The TSE family includes:
—Scrapie, the sheep version, first described in the 18th century.
—Mad cow disease, or bovine spongiform encephalopathy, believed spread when cows ate feed contaminated initially with scrapie and then with BSE-tainted cow tissue. Such feed was outlawed here in 1997; the mad cow discovered last month in Washington state was born shortly before that ban.
—Classic CJD, a quickly fatal human dementia known for 80 years. Most cases are sporadic, their cause unknown; some are inherited; some are spread through infected surgical equipment, tissue transplants or hormones.
—Variant CJD, the different version linked to tainted beef.
—Other human forms include kuru, discovered in cannibals in Papua New Guinea; and fatal familial insomnia and Gerstmann-Straussler-Scheinker disease, both genetic.

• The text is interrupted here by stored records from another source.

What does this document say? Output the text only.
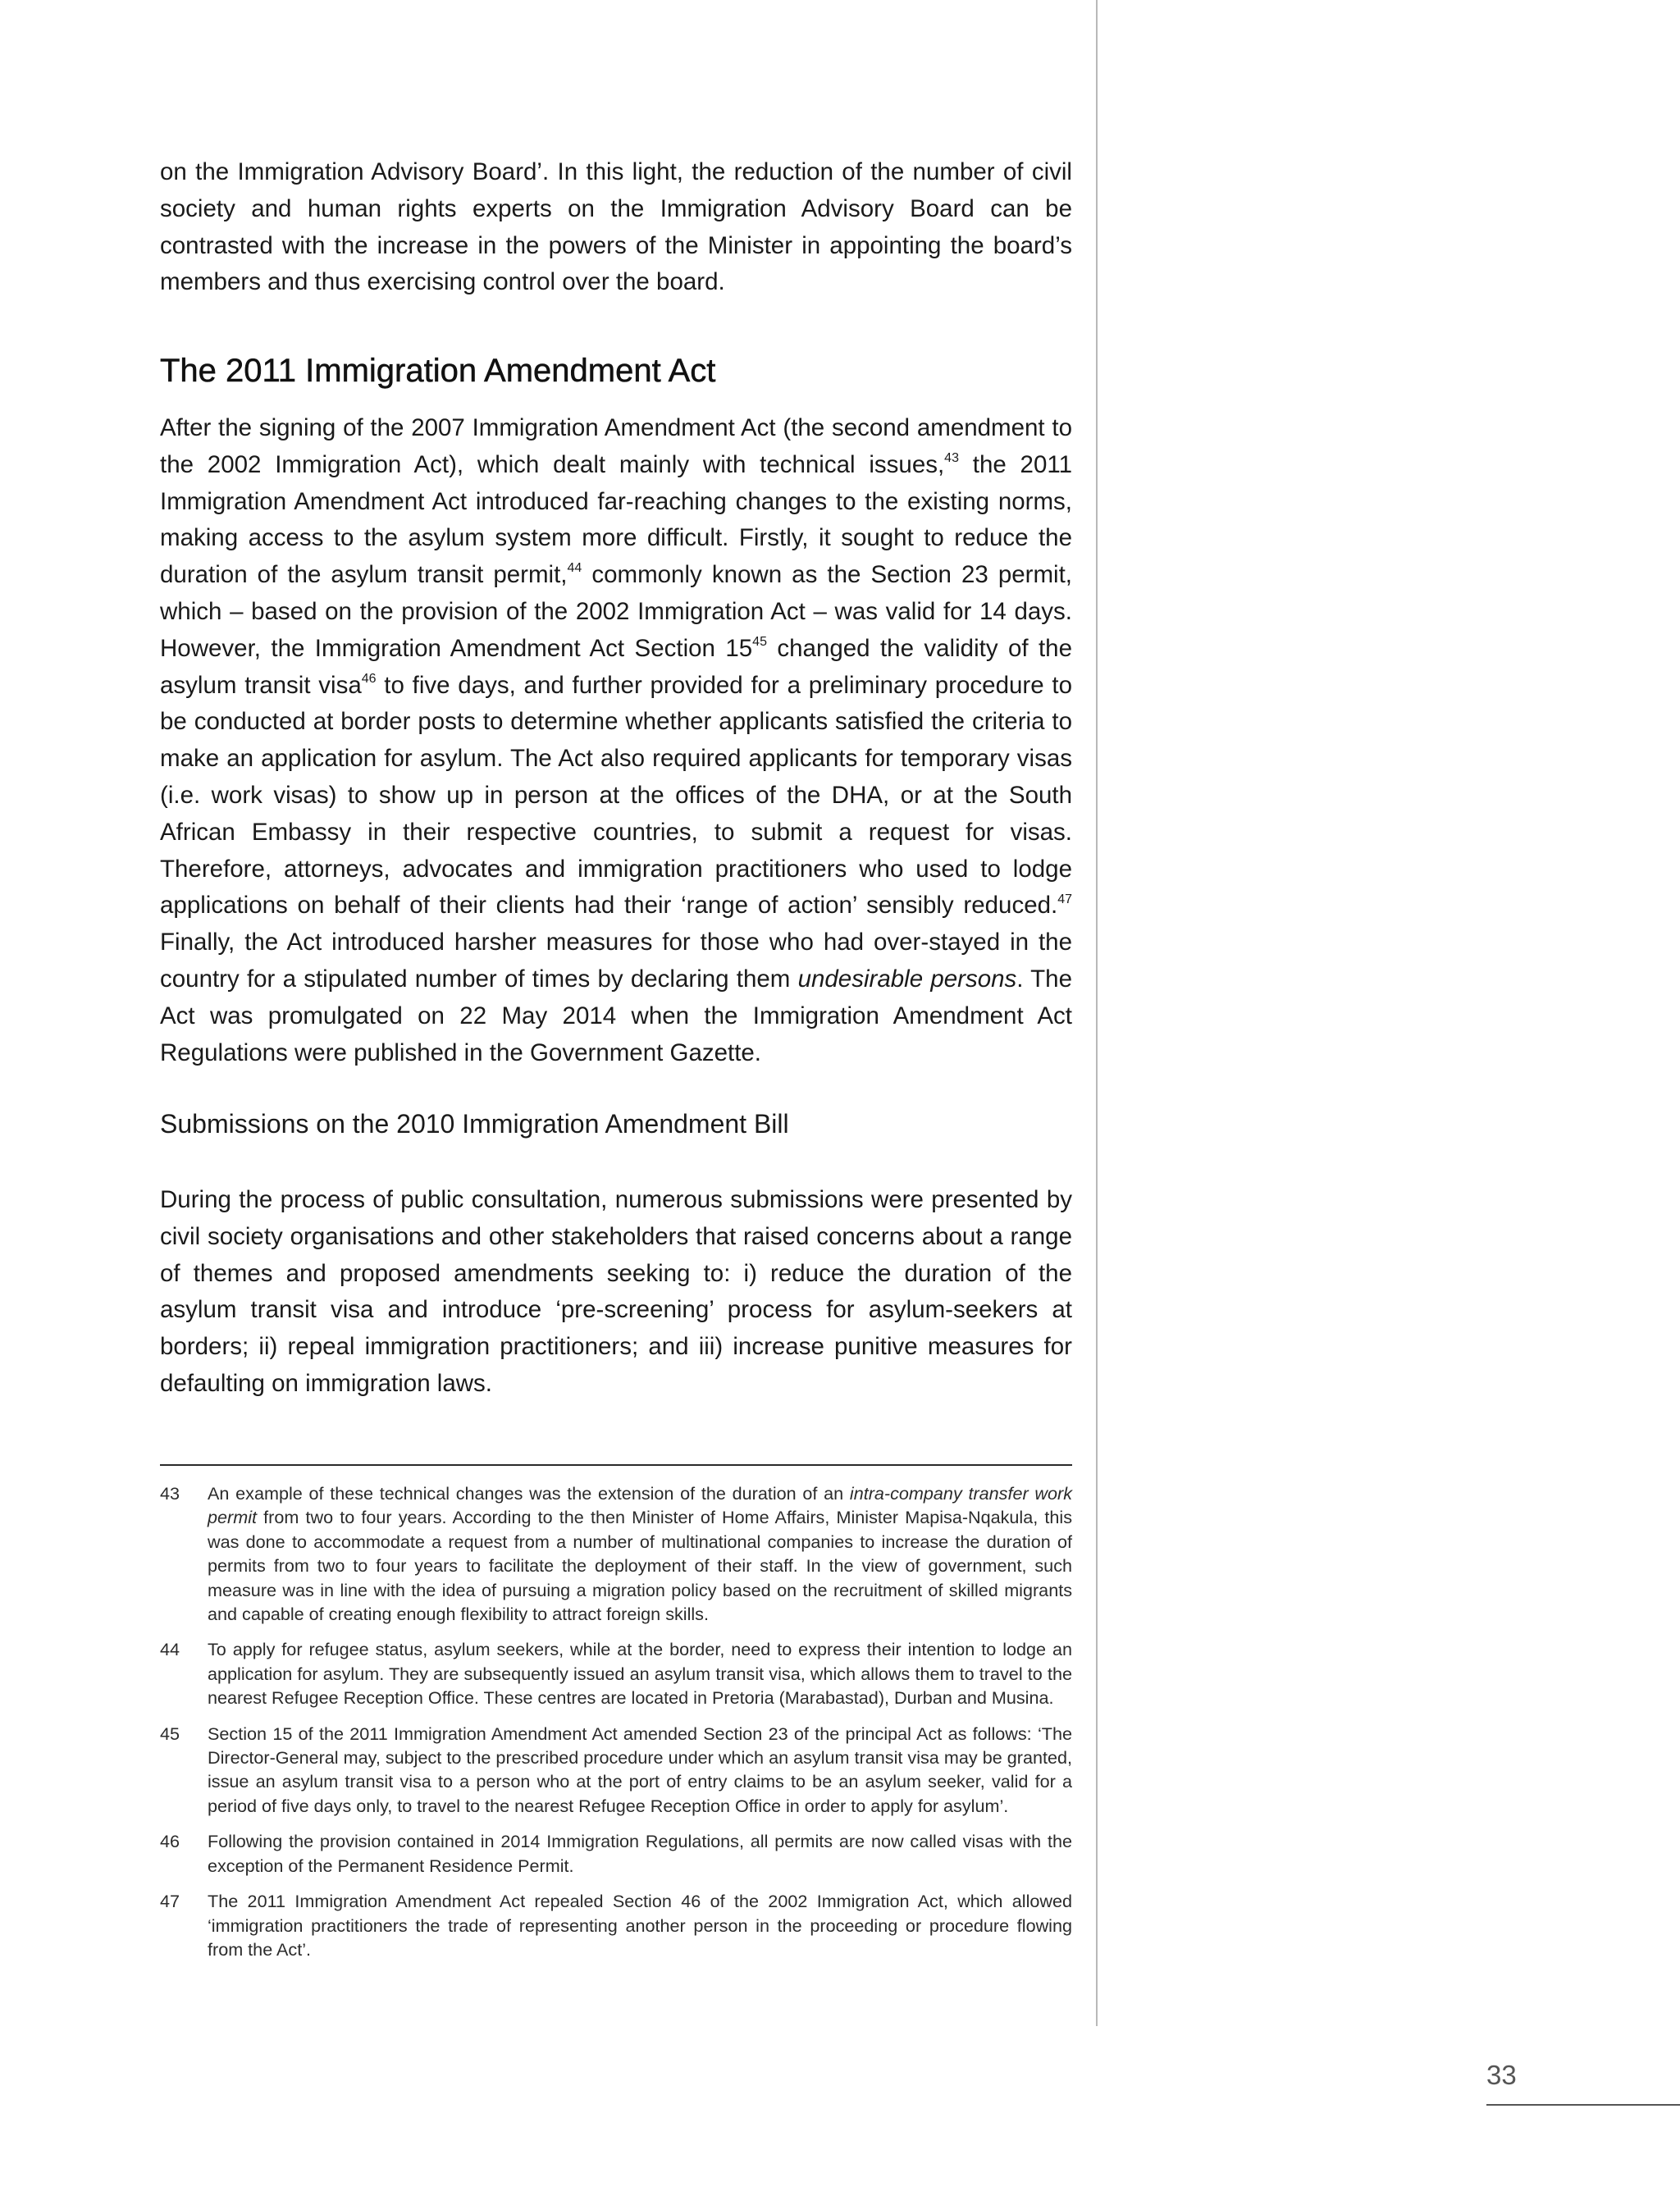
on the Immigration Advisory Board’. In this light, the reduction of the number of civil society and human rights experts on the Immigration Advisory Board can be contrasted with the increase in the powers of the Minister in appointing the board’s members and thus exercising control over the board.

The 2011 Immigration Amendment Act

After the signing of the 2007 Immigration Amendment Act (the second amendment to the 2002 Immigration Act), which dealt mainly with technical issues,$^{43}$ the 2011 Immigration Amendment Act introduced far-reaching changes to the existing norms, making access to the asylum system more difficult. Firstly, it sought to reduce the duration of the asylum transit permit,$^{44}$ commonly known as the Section 23 permit, which – based on the provision of the 2002 Immigration Act – was valid for 14 days. However, the Immigration Amendment Act Section $15^{45}$ changed the validity of the asylum transit visa$^{46}$ to five days, and further provided for a preliminary procedure to be conducted at border posts to determine whether applicants satisfied the criteria to make an application for asylum. The Act also required applicants for temporary visas (i.e. work visas) to show up in person at the offices of the DHA, or at the South African Embassy in their respective countries, to submit a request for visas. Therefore, attorneys, advocates and immigration practitioners who used to lodge applications on behalf of their clients had their ‘range of action’ sensibly reduced.$^{47}$ Finally, the Act introduced harsher measures for those who had over-stayed in the country for a stipulated number of times by declaring them undesirable persons. The Act was promulgated on 22 May 2014 when the Immigration Amendment Act Regulations were published in the Government Gazette.

Submissions on the 2010 Immigration Amendment Bill

During the process of public consultation, numerous submissions were presented by civil society organisations and other stakeholders that raised concerns about a range of themes and proposed amendments seeking to: i) reduce the duration of the asylum transit visa and introduce ‘pre-screening’ process for asylum-seekers at borders; ii) repeal immigration practitioners; and iii) increase punitive measures for defaulting on immigration laws.

43	An example of these technical changes was the extension of the duration of an intra-company transfer work permit from two to four years. According to the then Minister of Home Affairs, Minister Mapisa-Nqakula, this was done to accommodate a request from a number of multinational companies to increase the duration of permits from two to four years to facilitate the deployment of their staff. In the view of government, such measure was in line with the idea of pursuing a migration policy based on the recruitment of skilled migrants and capable of creating enough flexibility to attract foreign skills.
44	To apply for refugee status, asylum seekers, while at the border, need to express their intention to lodge an application for asylum. They are subsequently issued an asylum transit visa, which allows them to travel to the nearest Refugee Reception Office. These centres are located in Pretoria (Marabastad), Durban and Musina.
45	Section 15 of the 2011 Immigration Amendment Act amended Section 23 of the principal Act as follows: ‘The Director-General may, subject to the prescribed procedure under which an asylum transit visa may be granted, issue an asylum transit visa to a person who at the port of entry claims to be an asylum seeker, valid for a period of five days only, to travel to the nearest Refugee Reception Office in order to apply for asylum’.
46	Following the provision contained in 2014 Immigration Regulations, all permits are now called visas with the exception of the Permanent Residence Permit.
47	The 2011 Immigration Amendment Act repealed Section 46 of the 2002 Immigration Act, which allowed ‘immigration practitioners the trade of representing another person in the proceeding or procedure flowing from the Act’.
33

—In animals, chronic wasting disease isn’t known to spread to people but health experts advise against eating infected deer or elk.
—Mink and cats also get TSEs linked to infected feed.
The Institute of Medicine, at the Defense Department’s request, recently recommended a range of prion research priorities — from intense study of chronic wasting disease’s true threat to better surveillance in case completely new TSEs arise.
A major focus should be simply how prions work, the report stresses — because more common neurodegeneration, like Alzheimer’s, occurs when other proteins run amok, too.
“What’s interesting is the traffic of proteins,” Johnson says. “It’s a great biological question, and answering those questions may give us insights into big important diseases.”